The studies highlighted in this review demonstrate that ERK plays a role in mediating vasoconstriction and vascular smooth muscle cell growth, and that there is an increase in ERK activity in hypertension. The fact that ERK plays a role in both vasoconstriction and smooth muscle growth makes it an attractive target for treatment of hypertension as inhibition of ERK activity would lead to a reduced contraction of the vascular smooth muscle and would also prevent the increase in smooth muscle cell growth seen in vascular smooth muscle hyperplasia and hypertrophy. This has been demonstrated in animal models of hypertension in which there was a reduction in blood pressure and a reduction in the growth of the smooth muscle layer.46–48 Targeting the signaling pathway that is activated by multiple receptors, including GPCRs and growth factor receptors, would reduce the need to target each receptor independently. However, inhibition of ERK would have to be targeted specifically to the vascular smooth muscle in order to prevent nonselective inhibition of cell growth elsewhere in the body. Indirect inhibitors of ERK activation could be used, and some of these are already in use therapeutically. 3-hydroxy-3-methylglutaryl-coenzyme A reductase inhibitors, or statins, for example, are used in the treatment of hypercholesterolemia. They inhibit the conversion of 3-hydroxy-3-methylglutaryl-coenzyme A to mevalonate, a precursor of cholesterol, which is also required for the production of the isoprenoids farnesyl pyrophosphate and geranylgeranyl pyrophosphate (Figure 6).58 Posttranslational modification of Ras by farnesyl pyrophosphate is required to enable its translocation to the cell membrane, where it is activated.58 For example, simvastatin inhibits angiotensin II-stimulated ERK activation,59 and inhibits proliferation of human vascular smooth muscle cells by preventing the farnesylation of Ras.60 A question mark, however, is whether high enough concentrations of statins could be obtained in vivo to replicate the effects seen in vitro.
Figure 6

Schematic diagram showing the role of the 3-hydroxy-3-methylglutaryl-coenzyme A reductase pathway in the production of the isoprenoid farnesyl pyrophosphate and hence the farnesylation of Ras.

Note: The site of inhibition of the 3-hydroxy-3-methylglutaryl-coenzyme A reductase pathway by statins is also indicated.
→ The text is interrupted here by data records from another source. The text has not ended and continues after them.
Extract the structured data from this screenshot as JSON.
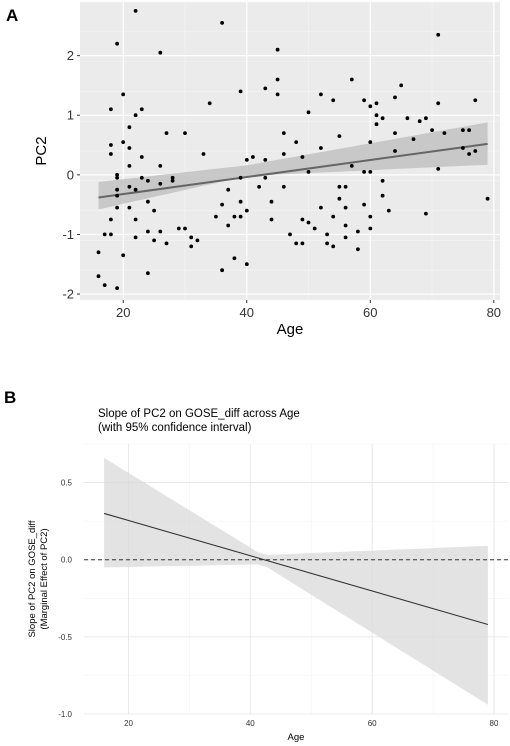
{
  "chart_data": [
    {
      "panel": "A",
      "type": "scatter",
      "title": "",
      "xlabel": "Age",
      "ylabel": "PC2",
      "xlim": [
        13,
        81
      ],
      "ylim": [
        -2.1,
        2.9
      ],
      "x_ticks": [
        20,
        40,
        60,
        80
      ],
      "y_ticks": [
        -2,
        -1,
        0,
        1,
        2
      ],
      "grid": true,
      "points": [
        [
          16,
          -1.3
        ],
        [
          16,
          -1.7
        ],
        [
          17,
          -1.85
        ],
        [
          17,
          -1.0
        ],
        [
          18,
          1.1
        ],
        [
          18,
          0.5
        ],
        [
          18,
          0.35
        ],
        [
          18,
          -0.75
        ],
        [
          18,
          -1.0
        ],
        [
          19,
          -1.9
        ],
        [
          19,
          0.0
        ],
        [
          19,
          -0.05
        ],
        [
          19,
          -0.35
        ],
        [
          19,
          -0.55
        ],
        [
          19,
          2.2
        ],
        [
          19,
          -0.25
        ],
        [
          20,
          -1.35
        ],
        [
          20,
          1.35
        ],
        [
          20,
          0.55
        ],
        [
          21,
          0.8
        ],
        [
          21,
          0.45
        ],
        [
          21,
          0.15
        ],
        [
          21,
          -0.2
        ],
        [
          21,
          -0.55
        ],
        [
          22,
          2.75
        ],
        [
          22,
          1.0
        ],
        [
          22,
          -0.25
        ],
        [
          22,
          -0.75
        ],
        [
          22,
          -1.05
        ],
        [
          23,
          1.1
        ],
        [
          23,
          0.3
        ],
        [
          23,
          -0.05
        ],
        [
          24,
          -0.1
        ],
        [
          24,
          -0.45
        ],
        [
          24,
          -0.95
        ],
        [
          24,
          -1.65
        ],
        [
          25,
          -0.6
        ],
        [
          25,
          -1.1
        ],
        [
          26,
          2.05
        ],
        [
          26,
          0.15
        ],
        [
          26,
          -0.15
        ],
        [
          26,
          -0.95
        ],
        [
          27,
          0.7
        ],
        [
          27,
          -1.15
        ],
        [
          28,
          -0.05
        ],
        [
          28,
          -0.1
        ],
        [
          29,
          -0.9
        ],
        [
          30,
          0.7
        ],
        [
          30,
          -0.9
        ],
        [
          31,
          -1.2
        ],
        [
          31,
          -1.05
        ],
        [
          32,
          -1.1
        ],
        [
          33,
          0.35
        ],
        [
          34,
          1.2
        ],
        [
          35,
          -0.7
        ],
        [
          36,
          2.55
        ],
        [
          36,
          -0.5
        ],
        [
          36,
          -1.6
        ],
        [
          37,
          -0.85
        ],
        [
          37,
          -0.25
        ],
        [
          38,
          -0.7
        ],
        [
          38,
          -1.4
        ],
        [
          39,
          1.4
        ],
        [
          39,
          -0.05
        ],
        [
          39,
          -0.7
        ],
        [
          39,
          -0.45
        ],
        [
          40,
          0.25
        ],
        [
          40,
          -0.6
        ],
        [
          40,
          -1.5
        ],
        [
          41,
          0.3
        ],
        [
          42,
          -0.2
        ],
        [
          43,
          1.45
        ],
        [
          43,
          0.25
        ],
        [
          43,
          -0.05
        ],
        [
          44,
          -0.75
        ],
        [
          44,
          -0.45
        ],
        [
          45,
          2.1
        ],
        [
          45,
          1.6
        ],
        [
          45,
          1.35
        ],
        [
          46,
          0.7
        ],
        [
          46,
          0.35
        ],
        [
          46,
          -0.2
        ],
        [
          47,
          -1.0
        ],
        [
          48,
          0.55
        ],
        [
          48,
          -1.15
        ],
        [
          49,
          0.3
        ],
        [
          49,
          -0.75
        ],
        [
          49,
          -1.15
        ],
        [
          50,
          1.05
        ],
        [
          50,
          0.05
        ],
        [
          50,
          -0.8
        ],
        [
          51,
          -0.9
        ],
        [
          52,
          1.35
        ],
        [
          52,
          0.45
        ],
        [
          52,
          -0.55
        ],
        [
          53,
          -1.0
        ],
        [
          53,
          -1.15
        ],
        [
          54,
          1.25
        ],
        [
          54,
          -0.7
        ],
        [
          54,
          -1.2
        ],
        [
          55,
          0.65
        ],
        [
          55,
          -0.2
        ],
        [
          55,
          -0.4
        ],
        [
          56,
          -0.2
        ],
        [
          56,
          -0.55
        ],
        [
          56,
          -0.85
        ],
        [
          56,
          -1.05
        ],
        [
          57,
          1.6
        ],
        [
          57,
          0.15
        ],
        [
          58,
          -1.25
        ],
        [
          58,
          -0.95
        ],
        [
          59,
          1.25
        ],
        [
          59,
          0.05
        ],
        [
          59,
          -0.5
        ],
        [
          60,
          1.15
        ],
        [
          60,
          0.55
        ],
        [
          60,
          0.05
        ],
        [
          60,
          -0.7
        ],
        [
          60,
          -0.9
        ],
        [
          61,
          1.2
        ],
        [
          61,
          1.0
        ],
        [
          61,
          0.85
        ],
        [
          62,
          0.95
        ],
        [
          62,
          -0.1
        ],
        [
          62,
          -0.35
        ],
        [
          63,
          -0.6
        ],
        [
          64,
          1.3
        ],
        [
          64,
          0.7
        ],
        [
          64,
          0.4
        ],
        [
          65,
          1.5
        ],
        [
          66,
          0.95
        ],
        [
          67,
          0.6
        ],
        [
          68,
          0.9
        ],
        [
          69,
          0.95
        ],
        [
          69,
          -0.65
        ],
        [
          70,
          0.75
        ],
        [
          71,
          2.35
        ],
        [
          71,
          1.2
        ],
        [
          71,
          0.1
        ],
        [
          72,
          0.7
        ],
        [
          75,
          0.45
        ],
        [
          75,
          0.75
        ],
        [
          76,
          0.75
        ],
        [
          76,
          0.35
        ],
        [
          77,
          1.25
        ],
        [
          77,
          0.4
        ],
        [
          79,
          -0.4
        ]
      ],
      "fit_line": {
        "x": [
          16,
          79
        ],
        "y": [
          -0.38,
          0.52
        ]
      },
      "ci_band": {
        "x": [
          16,
          40,
          79
        ],
        "lower": [
          -0.58,
          -0.02,
          0.17
        ],
        "upper": [
          -0.12,
          0.16,
          0.88
        ]
      }
    },
    {
      "panel": "B",
      "type": "line",
      "title": "Slope of PC2 on GOSE_diff across Age",
      "subtitle": "(with 95% confidence interval)",
      "xlabel": "Age",
      "ylabel": "Slope of PC2 on GOSE_diff",
      "ylabel2": "(Marginal Effect of PC2)",
      "xlim": [
        12.7,
        82.3
      ],
      "ylim": [
        -1.0,
        0.75
      ],
      "x_ticks": [
        20,
        40,
        60,
        80
      ],
      "y_ticks": [
        -1.0,
        -0.5,
        0.0,
        0.5
      ],
      "y_tick_labels": [
        "-1.0",
        "-0.5",
        "0.0",
        "0.5"
      ],
      "grid": true,
      "line": {
        "x": [
          16,
          79
        ],
        "y": [
          0.3,
          -0.42
        ]
      },
      "ci_band": {
        "x": [
          16,
          42,
          79
        ],
        "lower": [
          -0.05,
          -0.03,
          -0.94
        ],
        "upper": [
          0.66,
          0.03,
          0.09
        ]
      },
      "reference_line": 0.0
    }
  ],
  "labels": {
    "panel_a": "A",
    "panel_b": "B"
  }
}
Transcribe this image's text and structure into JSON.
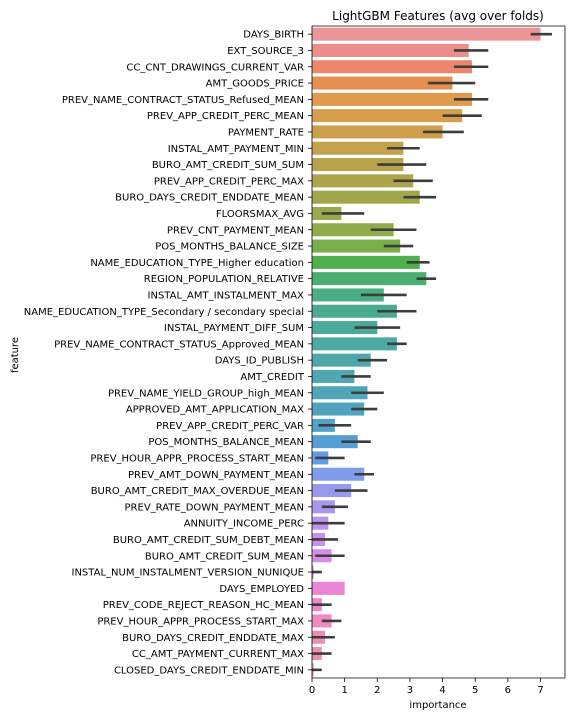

Abbreviations: ERK, extracellular signal-regulated kinase; FPP, farnesyl pyrophosphate; HMG CoA, 3-hydroxy-3-methylglutaryl-coenzyme A.

Conclusion

Hypertension is associated with increased levels of ERK activity in vascular smooth muscle. This increase in ERK activity appears to be involved in both the enhanced contractile responses and the increased smooth muscle proliferation seen in hypertension (Figure 2). This fact makes it an attractive target for treatment of hypertension as this would enable dual inhibition of both contractile responses and smooth muscle hyperplasia. A potential problem with targeting ERK would be selectively targeting the vascular smooth muscle to prevent inhibition of cell growth in other tissues in the body.